Well, the "why"s and "wherefore"s abound for me. But you continue to be a living experience in my present moments, love. Thank you for teaching me this lesson. 

My heart, 
xoxoxoxo's from Mom

Sunday, May 20, 2007

JUST STARTING THIS BLOG...


This is so interesting. We started our KotaPress website in honor of Dakota 8 years ago when he died. I have blogs about my art and other work. But I never thought about having a blog just for Dakota. My space to commune with him. Lizzie, Caden's mom, is what brought me here to Share Your Story. Maybe Caden told Kota and together they got us all hooked up together here :)

Anyway. I guess maybe I'd like to make this first entry a Q&A with Dakota. So here goes: 

Me: Hi, my love. Geesh I miss you. 

Dakota: I miss you, too, Mom. But you know I am always here, right? 

Me: Yes, Kota, I know you are there. Sometimes I just feel you. Sometimes, your dad makes up little drawing and notes and signs them from you. Sometimes my friends send me ecards signed from you. I love that you are still a part of all our lives. You've grown up with us as if you were here. 

Dakota: Good. Oh, and yes, I did conspire with Janelle and then Caden to eventually get you around to here! 

Me: Kota, I often feel like you are a guide for me, pointing me toward things like this, inspiring me to be mindful, even to be playful or more creative. I wonder if that is weird? 

Dakota: Mom, what is weird? It is a judgment of your inner critic or someone else's judgment of you. There is no inner peace in that. Just accept each moment for what it is. Prescribe to it, whatever meaning feels right to you. Live fully within your own skin as comfortably as you can. Not to be complacent. But to fully be who you are right now, to be here, rather than be out in some random future trying to change or improve or be different than you are now. 

Me: Thank you, sweetie. You know, I want to thank you for leading me to Chey's mom, Dr. Jo at MISS who then led me to Dr. Peter Barr who has two sons over there with you, who then led me to Layla's mom Vanessa Gorman. Vanessa's documentary of Layla's story has so changed me. I'm moved by all that they were able to do at Layla's birth and death -- Vanessa's documentary opened my eyes to see what is possible. At the same time, I have such sadness because I was not able, at your birth and death, to vision that kind of ritual for you. Your daddy and I had no caregivers who knew enough to guide us to that kind of thing. And I have always felt badly about that. 

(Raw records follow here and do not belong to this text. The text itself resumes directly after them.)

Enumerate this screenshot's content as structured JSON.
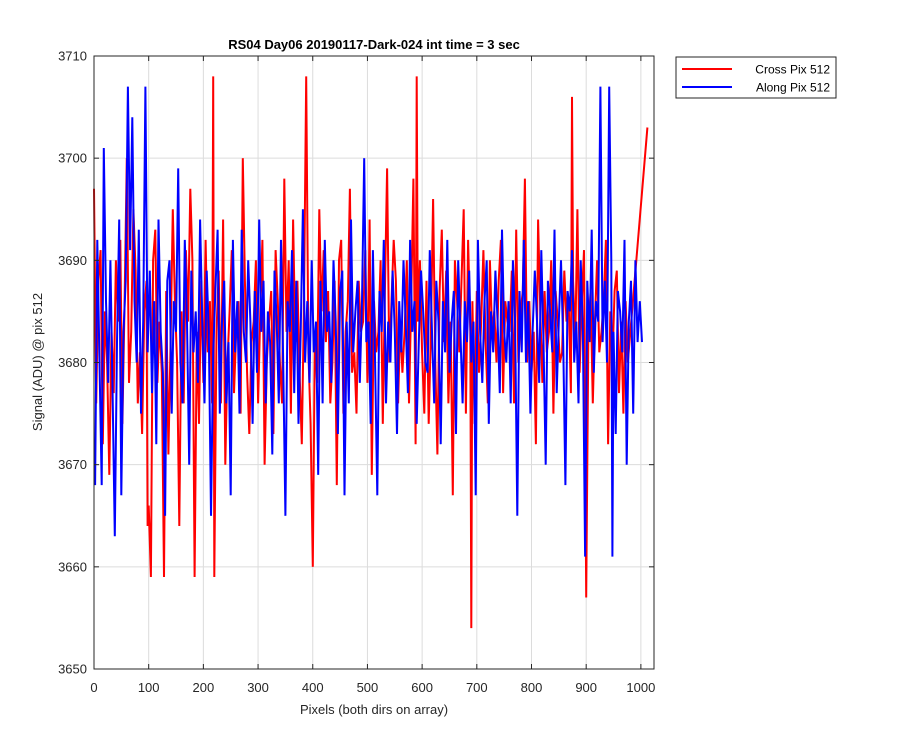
{
  "chart_data": {
    "type": "line",
    "title": "RS04 Day06 20190117-Dark-024 int time = 3 sec",
    "xlabel": "Pixels (both dirs on array)",
    "ylabel": "Signal (ADU) @ pix 512",
    "xlim": [
      0,
      1024
    ],
    "ylim": [
      3650,
      3710
    ],
    "xticks": [
      0,
      100,
      200,
      300,
      400,
      500,
      600,
      700,
      800,
      900,
      1000
    ],
    "yticks": [
      3650,
      3660,
      3670,
      3680,
      3690,
      3700,
      3710
    ],
    "grid": true,
    "legend_position": "outside-top-right",
    "sample_step": 4,
    "series": [
      {
        "name": "Cross Pix 512",
        "color": "#ff0000",
        "x_start": 0,
        "values": [
          3697,
          3676,
          3688,
          3691,
          3672,
          3685,
          3680,
          3669,
          3683,
          3677,
          3690,
          3684,
          3692,
          3674,
          3686,
          3700,
          3678,
          3683,
          3695,
          3689,
          3676,
          3681,
          3673,
          3685,
          3688,
          3666,
          3681,
          3690,
          3693,
          3678,
          3684,
          3679,
          3674,
          3687,
          3671,
          3682,
          3695,
          3686,
          3680,
          3664,
          3685,
          3676,
          3691,
          3684,
          3697,
          3690,
          3659,
          3683,
          3674,
          3688,
          3678,
          3692,
          3681,
          3686,
          3676,
          3659,
          3683,
          3689,
          3676,
          3694,
          3670,
          3680,
          3685,
          3691,
          3677,
          3683,
          3686,
          3675,
          3700,
          3688,
          3679,
          3673,
          3682,
          3684,
          3690,
          3676,
          3685,
          3692,
          3670,
          3680,
          3684,
          3687,
          3673,
          3691,
          3686,
          3680,
          3676,
          3698,
          3683,
          3690,
          3675,
          3694,
          3682,
          3688,
          3679,
          3672,
          3686,
          3708,
          3681,
          3674,
          3689,
          3683,
          3678,
          3695,
          3685,
          3691,
          3682,
          3687,
          3676,
          3680,
          3688,
          3668,
          3690,
          3692,
          3675,
          3683,
          3686,
          3697,
          3679,
          3681,
          3675,
          3688,
          3683,
          3684,
          3691,
          3678,
          3694,
          3669,
          3686,
          3681,
          3683,
          3690,
          3674,
          3687,
          3699,
          3680,
          3686,
          3692,
          3688,
          3676,
          3684,
          3679,
          3683,
          3690,
          3676,
          3686,
          3698,
          3672,
          3684,
          3690,
          3681,
          3675,
          3688,
          3674,
          3683,
          3696,
          3680,
          3671,
          3687,
          3693,
          3682,
          3689,
          3676,
          3684,
          3667,
          3690,
          3686,
          3681,
          3688,
          3695,
          3675,
          3692,
          3683,
          3686,
          3674,
          3687,
          3679,
          3684,
          3691,
          3682,
          3676,
          3690,
          3683,
          3685,
          3680,
          3688,
          3692,
          3677,
          3686,
          3684,
          3683,
          3689,
          3676,
          3693,
          3680,
          3685,
          3687,
          3698,
          3680,
          3686,
          3679,
          3683,
          3672,
          3694,
          3685,
          3678,
          3687,
          3681,
          3683,
          3690,
          3675,
          3687,
          3684,
          3680,
          3681,
          3689,
          3684,
          3686,
          3677,
          3688,
          3682,
          3695,
          3679,
          3686,
          3691,
          3674,
          3683,
          3687,
          3676,
          3684,
          3690,
          3681,
          3683,
          3686,
          3692,
          3672,
          3685,
          3680,
          3687,
          3689,
          3677,
          3684,
          3675,
          3686,
          3680
        ],
        "extremes": [
          {
            "x": 0,
            "y": 3697
          },
          {
            "x": 60,
            "y": 3700
          },
          {
            "x": 98,
            "y": 3664
          },
          {
            "x": 104,
            "y": 3659
          },
          {
            "x": 128,
            "y": 3659
          },
          {
            "x": 218,
            "y": 3708
          },
          {
            "x": 400,
            "y": 3660
          },
          {
            "x": 590,
            "y": 3708
          },
          {
            "x": 690,
            "y": 3654
          },
          {
            "x": 874,
            "y": 3706
          },
          {
            "x": 900,
            "y": 3657
          },
          {
            "x": 1012,
            "y": 3703
          }
        ]
      },
      {
        "name": "Along Pix 512",
        "color": "#0000ff",
        "x_start": 2,
        "values": [
          3668,
          3692,
          3680,
          3673,
          3701,
          3686,
          3678,
          3690,
          3677,
          3685,
          3682,
          3694,
          3667,
          3683,
          3688,
          3676,
          3691,
          3663,
          3686,
          3680,
          3693,
          3675,
          3684,
          3707,
          3681,
          3689,
          3677,
          3686,
          3672,
          3694,
          3683,
          3679,
          3665,
          3688,
          3690,
          3675,
          3686,
          3683,
          3699,
          3680,
          3676,
          3692,
          3684,
          3670,
          3689,
          3681,
          3685,
          3678,
          3694,
          3684,
          3676,
          3689,
          3683,
          3665,
          3681,
          3687,
          3693,
          3675,
          3684,
          3688,
          3676,
          3682,
          3667,
          3692,
          3681,
          3686,
          3675,
          3693,
          3683,
          3680,
          3690,
          3684,
          3674,
          3687,
          3679,
          3694,
          3683,
          3688,
          3676,
          3685,
          3682,
          3671,
          3689,
          3684,
          3676,
          3692,
          3680,
          3665,
          3686,
          3683,
          3691,
          3677,
          3688,
          3674,
          3683,
          3695,
          3680,
          3686,
          3678,
          3690,
          3681,
          3684,
          3669,
          3688,
          3676,
          3692,
          3683,
          3685,
          3678,
          3690,
          3684,
          3673,
          3687,
          3689,
          3667,
          3684,
          3676,
          3694,
          3681,
          3685,
          3688,
          3678,
          3686,
          3700,
          3682,
          3684,
          3674,
          3691,
          3680,
          3667,
          3687,
          3683,
          3692,
          3676,
          3684,
          3680,
          3689,
          3683,
          3673,
          3686,
          3681,
          3690,
          3684,
          3677,
          3692,
          3683,
          3686,
          3674,
          3682,
          3689,
          3685,
          3680,
          3679,
          3691,
          3683,
          3676,
          3688,
          3684,
          3672,
          3686,
          3681,
          3692,
          3679,
          3684,
          3687,
          3673,
          3690,
          3683,
          3676,
          3686,
          3682,
          3689,
          3680,
          3684,
          3667,
          3692,
          3683,
          3678,
          3686,
          3690,
          3674,
          3685,
          3681,
          3689,
          3684,
          3677,
          3693,
          3683,
          3680,
          3686,
          3676,
          3690,
          3684,
          3665,
          3687,
          3681,
          3692,
          3680,
          3686,
          3675,
          3683,
          3689,
          3684,
          3678,
          3691,
          3682,
          3670,
          3688,
          3685,
          3681,
          3693,
          3677,
          3684,
          3690,
          3682,
          3668,
          3687,
          3685,
          3691,
          3680,
          3684,
          3676,
          3690,
          3683,
          3661,
          3688,
          3682,
          3693,
          3679,
          3686,
          3684,
          3707,
          3682,
          3688,
          3680,
          3676,
          3690,
          3683,
          3673,
          3687,
          3685,
          3681,
          3692,
          3670,
          3684,
          3688,
          3675,
          3690,
          3682,
          3686,
          3682
        ],
        "extremes": [
          {
            "x": 14,
            "y": 3668
          },
          {
            "x": 38,
            "y": 3663
          },
          {
            "x": 62,
            "y": 3707
          },
          {
            "x": 70,
            "y": 3704
          },
          {
            "x": 942,
            "y": 3707
          },
          {
            "x": 948,
            "y": 3661
          }
        ]
      }
    ]
  }
}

Dakota: I know you feel badly, Mom. But you know what? You value Layla's story so much precisely because my story was different. What Vanessa eventually shared with the world and you in Losing Layla is something that came full into your awareness exactly because our experience together was so different. If our experience had been the same or similar, you might have just glossed over Losing Layla missing the impact of it, the way it can be a tool to educate caregivers and family and friends and parents as they have their own experiences. It's okay, Mom. Your experiences with me gave rise to your ability to value what Layla and Vanessa have given your world on film. Just be okay in that for now. 

Me: Thank you. 

Dakota: No problemo, Mom! 

Me: I think I'm going to post this and go share it with your dad now. Hope he and those reading don't think I'm completely insane  :)

Dakota: If you're insane, I'm insane, they are insane, and then we're all insane and then guess what -- it becomes "normal" because we're all equally insane. It's okay, Mom. Just let it all be what it is. I love you! Glad you thought to make this blog space for us to chat!